Uitspraak
OVERWEGINGEN
.”
Centrale Raad van Beroep
In deze zaak heeft de Centrale Raad van Beroep op 16 juli 2014 uitspraak gedaan in hoger beroep tegen een eerdere uitspraak van de rechtbank Amsterdam. De appellant, woonachtig in Spanje, ontving sinds juli 2005 een uitkering op grond van de Algemene Oudersdomswet (AOW). In het kader van de Zorgverzekeringswet (Zvw) was hij als verdragsgerechtigde aangemerkt, wat betekende dat hij recht had op zorg in Spanje ten laste van Nederland. Voor dit recht was hij echter ook een buitenlandbijdrage verschuldigd. De appellant stelde dat hij op basis van een brief van de Sociale verzekeringsbank (Svb) van 24 september 2007 gerechtvaardigd vertrouwen had dat hij over 2008 geen buitenlandbijdrage verschuldigd was.

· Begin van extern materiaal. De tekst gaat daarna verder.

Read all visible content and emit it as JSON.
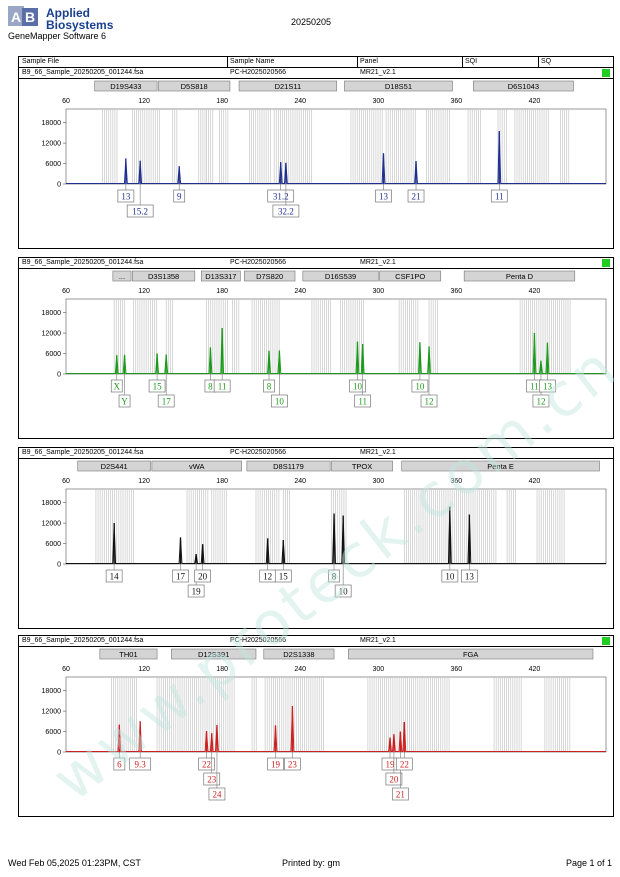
{
  "header": {
    "logo_line1": "Applied",
    "logo_line2": "Biosystems",
    "software": "GeneMapper Software 6",
    "date": "20250205"
  },
  "columns": {
    "sample_file": "Sample File",
    "sample_name": "Sample Name",
    "panel": "Panel",
    "sqi": "SQI",
    "sq": "SQ"
  },
  "panels": [
    {
      "file": "B9_66_Sample_20250205_001244.fsa",
      "name": "PC-H2025020566",
      "panel": "MR21_v2.1",
      "color": "#1f2f8f"
    },
    {
      "file": "B9_66_Sample_20250205_001244.fsa",
      "name": "PC-H2025020566",
      "panel": "MR21_v2.1",
      "color": "#1a9a1a"
    },
    {
      "file": "B9_66_Sample_20250205_001244.fsa",
      "name": "PC-H2025020566",
      "panel": "MR21_v2.1",
      "color": "#111111"
    },
    {
      "file": "B9_66_Sample_20250205_001244.fsa",
      "name": "PC-H2025020566",
      "panel": "MR21_v2.1",
      "color": "#cc1f1f"
    }
  ],
  "chart_data": [
    {
      "type": "line",
      "dye": "blue",
      "xlim": [
        60,
        475
      ],
      "ylim": [
        0,
        22000
      ],
      "x_ticks": [
        60,
        120,
        180,
        240,
        300,
        360,
        420
      ],
      "y_ticks": [
        0,
        6000,
        12000,
        18000
      ],
      "markers": [
        {
          "label": "D19S433",
          "from": 82,
          "to": 130
        },
        {
          "label": "D5S818",
          "from": 131,
          "to": 186
        },
        {
          "label": "D21S11",
          "from": 193,
          "to": 268
        },
        {
          "label": "D18S51",
          "from": 274,
          "to": 357
        },
        {
          "label": "D6S1043",
          "from": 373,
          "to": 450
        }
      ],
      "bins": [
        [
          88,
          100
        ],
        [
          111,
          133
        ],
        [
          142,
          146
        ],
        [
          162,
          168
        ],
        [
          168,
          173
        ],
        [
          178,
          185
        ],
        [
          201,
          217
        ],
        [
          220,
          250
        ],
        [
          279,
          304
        ],
        [
          306,
          330
        ],
        [
          337,
          356
        ],
        [
          369,
          380
        ],
        [
          392,
          400
        ],
        [
          405,
          432
        ],
        [
          440,
          448
        ]
      ],
      "peaks": [
        {
          "x": 106,
          "y": 7500
        },
        {
          "x": 117,
          "y": 6800
        },
        {
          "x": 147,
          "y": 5200
        },
        {
          "x": 225,
          "y": 6400
        },
        {
          "x": 229,
          "y": 6200
        },
        {
          "x": 304,
          "y": 9000
        },
        {
          "x": 329,
          "y": 6700
        },
        {
          "x": 393,
          "y": 15500
        }
      ],
      "labels": [
        {
          "x": 106,
          "text": "13",
          "row": 0
        },
        {
          "x": 117,
          "text": "15.2",
          "row": 1
        },
        {
          "x": 147,
          "text": "9",
          "row": 0
        },
        {
          "x": 225,
          "text": "31.2",
          "row": 0
        },
        {
          "x": 229,
          "text": "32.2",
          "row": 1
        },
        {
          "x": 304,
          "text": "13",
          "row": 0
        },
        {
          "x": 329,
          "text": "21",
          "row": 0
        },
        {
          "x": 393,
          "text": "11",
          "row": 0
        }
      ]
    },
    {
      "type": "line",
      "dye": "green",
      "xlim": [
        60,
        475
      ],
      "ylim": [
        0,
        22000
      ],
      "x_ticks": [
        60,
        120,
        180,
        240,
        300,
        360,
        420
      ],
      "y_ticks": [
        0,
        6000,
        12000,
        18000
      ],
      "markers": [
        {
          "label": "...",
          "from": 96,
          "to": 110
        },
        {
          "label": "D3S1358",
          "from": 111,
          "to": 159
        },
        {
          "label": "D13S317",
          "from": 164,
          "to": 194
        },
        {
          "label": "D7S820",
          "from": 197,
          "to": 236
        },
        {
          "label": "D16S539",
          "from": 242,
          "to": 300
        },
        {
          "label": "CSF1PO",
          "from": 301,
          "to": 348
        },
        {
          "label": "Penta D",
          "from": 366,
          "to": 451
        }
      ],
      "bins": [
        [
          97,
          106
        ],
        [
          112,
          130
        ],
        [
          137,
          142
        ],
        [
          168,
          184
        ],
        [
          188,
          193
        ],
        [
          203,
          224
        ],
        [
          249,
          265
        ],
        [
          271,
          289
        ],
        [
          316,
          332
        ],
        [
          339,
          347
        ],
        [
          409,
          449
        ]
      ],
      "peaks": [
        {
          "x": 99,
          "y": 5500
        },
        {
          "x": 105,
          "y": 5600
        },
        {
          "x": 130,
          "y": 6000
        },
        {
          "x": 137,
          "y": 5700
        },
        {
          "x": 171,
          "y": 7800
        },
        {
          "x": 180,
          "y": 13500
        },
        {
          "x": 216,
          "y": 6800
        },
        {
          "x": 224,
          "y": 6900
        },
        {
          "x": 284,
          "y": 9500
        },
        {
          "x": 288,
          "y": 8800
        },
        {
          "x": 332,
          "y": 9300
        },
        {
          "x": 339,
          "y": 8100
        },
        {
          "x": 420,
          "y": 12000
        },
        {
          "x": 425,
          "y": 3900
        },
        {
          "x": 430,
          "y": 9200
        }
      ],
      "labels": [
        {
          "x": 99,
          "text": "X",
          "row": 0
        },
        {
          "x": 105,
          "text": "Y",
          "row": 1
        },
        {
          "x": 130,
          "text": "15",
          "row": 0
        },
        {
          "x": 137,
          "text": "17",
          "row": 1
        },
        {
          "x": 171,
          "text": "8",
          "row": 0
        },
        {
          "x": 180,
          "text": "11",
          "row": 0
        },
        {
          "x": 216,
          "text": "8",
          "row": 0
        },
        {
          "x": 224,
          "text": "10",
          "row": 1
        },
        {
          "x": 284,
          "text": "10",
          "row": 0
        },
        {
          "x": 288,
          "text": "11",
          "row": 1
        },
        {
          "x": 332,
          "text": "10",
          "row": 0
        },
        {
          "x": 339,
          "text": "12",
          "row": 1
        },
        {
          "x": 420,
          "text": "11",
          "row": 0
        },
        {
          "x": 425,
          "text": "12",
          "row": 1
        },
        {
          "x": 430,
          "text": "13",
          "row": 0
        }
      ]
    },
    {
      "type": "line",
      "dye": "yellow",
      "xlim": [
        60,
        475
      ],
      "ylim": [
        0,
        22000
      ],
      "x_ticks": [
        60,
        120,
        180,
        240,
        300,
        360,
        420
      ],
      "y_ticks": [
        0,
        6000,
        12000,
        18000
      ],
      "markers": [
        {
          "label": "D2S441",
          "from": 69,
          "to": 125
        },
        {
          "label": "vWA",
          "from": 126,
          "to": 195
        },
        {
          "label": "D8S1179",
          "from": 199,
          "to": 263
        },
        {
          "label": "TPOX",
          "from": 264,
          "to": 311
        },
        {
          "label": "Penta E",
          "from": 318,
          "to": 470
        }
      ],
      "bins": [
        [
          83,
          113
        ],
        [
          153,
          170
        ],
        [
          172,
          184
        ],
        [
          206,
          224
        ],
        [
          227,
          233
        ],
        [
          264,
          276
        ],
        [
          320,
          392
        ],
        [
          399,
          406
        ],
        [
          422,
          444
        ]
      ],
      "peaks": [
        {
          "x": 97,
          "y": 12000
        },
        {
          "x": 148,
          "y": 7800
        },
        {
          "x": 160,
          "y": 2900
        },
        {
          "x": 165,
          "y": 5800
        },
        {
          "x": 215,
          "y": 7500
        },
        {
          "x": 227,
          "y": 7000
        },
        {
          "x": 266,
          "y": 14800
        },
        {
          "x": 273,
          "y": 14200
        },
        {
          "x": 355,
          "y": 16800
        },
        {
          "x": 370,
          "y": 14500
        }
      ],
      "labels": [
        {
          "x": 97,
          "text": "14",
          "row": 0
        },
        {
          "x": 148,
          "text": "17",
          "row": 0
        },
        {
          "x": 160,
          "text": "19",
          "row": 1
        },
        {
          "x": 165,
          "text": "20",
          "row": 0
        },
        {
          "x": 215,
          "text": "12",
          "row": 0
        },
        {
          "x": 227,
          "text": "15",
          "row": 0
        },
        {
          "x": 266,
          "text": "8",
          "row": 0
        },
        {
          "x": 273,
          "text": "10",
          "row": 1
        },
        {
          "x": 355,
          "text": "10",
          "row": 0
        },
        {
          "x": 370,
          "text": "13",
          "row": 0
        }
      ]
    },
    {
      "type": "line",
      "dye": "red",
      "xlim": [
        60,
        475
      ],
      "ylim": [
        0,
        22000
      ],
      "x_ticks": [
        60,
        120,
        180,
        240,
        300,
        360,
        420
      ],
      "y_ticks": [
        0,
        6000,
        12000,
        18000
      ],
      "markers": [
        {
          "label": "TH01",
          "from": 86,
          "to": 130
        },
        {
          "label": "D12S391",
          "from": 141,
          "to": 206
        },
        {
          "label": "D2S1338",
          "from": 212,
          "to": 266
        },
        {
          "label": "FGA",
          "from": 277,
          "to": 465
        }
      ],
      "bins": [
        [
          95,
          115
        ],
        [
          130,
          190
        ],
        [
          203,
          207
        ],
        [
          213,
          258
        ],
        [
          292,
          355
        ],
        [
          389,
          410
        ],
        [
          428,
          448
        ]
      ],
      "peaks": [
        {
          "x": 101,
          "y": 8000
        },
        {
          "x": 117,
          "y": 9000
        },
        {
          "x": 168,
          "y": 6100
        },
        {
          "x": 172,
          "y": 5500
        },
        {
          "x": 176,
          "y": 7900
        },
        {
          "x": 221,
          "y": 7800
        },
        {
          "x": 234,
          "y": 13500
        },
        {
          "x": 309,
          "y": 4200
        },
        {
          "x": 312,
          "y": 5200
        },
        {
          "x": 317,
          "y": 6000
        },
        {
          "x": 320,
          "y": 8800
        }
      ],
      "labels": [
        {
          "x": 101,
          "text": "6",
          "row": 0
        },
        {
          "x": 117,
          "text": "9.3",
          "row": 0
        },
        {
          "x": 168,
          "text": "22",
          "row": 0
        },
        {
          "x": 172,
          "text": "23",
          "row": 1
        },
        {
          "x": 176,
          "text": "24",
          "row": 2
        },
        {
          "x": 221,
          "text": "19",
          "row": 0
        },
        {
          "x": 234,
          "text": "23",
          "row": 0
        },
        {
          "x": 309,
          "text": "19",
          "row": 0
        },
        {
          "x": 312,
          "text": "20",
          "row": 1
        },
        {
          "x": 317,
          "text": "21",
          "row": 2
        },
        {
          "x": 320,
          "text": "22",
          "row": 0
        }
      ]
    }
  ],
  "footer": {
    "timestamp": "Wed Feb 05,2025 01:23PM, CST",
    "printed_by": "Printed by: gm",
    "page": "Page 1 of 1"
  },
  "watermark": "www.proteck.com.cn"
}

De rechtbank had het beroep van de appellant tegen het besluit van het Zorginstituut ongegrond verklaard, maar de Centrale Raad van Beroep kwam tot een andere conclusie. De Raad oordeelde dat de appellant inderdaad aan de brief van de Svb het gerechtvaardigde vertrouwen kon ontlenen dat hij geen buitenlandbijdrage verschuldigd was. De Raad wees erop dat de Svb in de brief had aangegeven dat de buitenlandbijdrage ten onrechte was ingehouden op het pensioen van de appellant, wat de indruk wekte dat er geen bijdrage meer verschuldigd was.
De Raad vernietigde de eerdere uitspraak van de rechtbank en het besluit van het Zorginstituut, herroepte het besluit van 15 juli 2011 en veroordeelde het Zorginstituut in de proceskosten van de appellant. De uitspraak benadrukt het belang van duidelijke communicatie van overheidsinstanties en de gevolgen van gerechtvaardigd vertrouwen in de context van sociale zekerheidsrecht.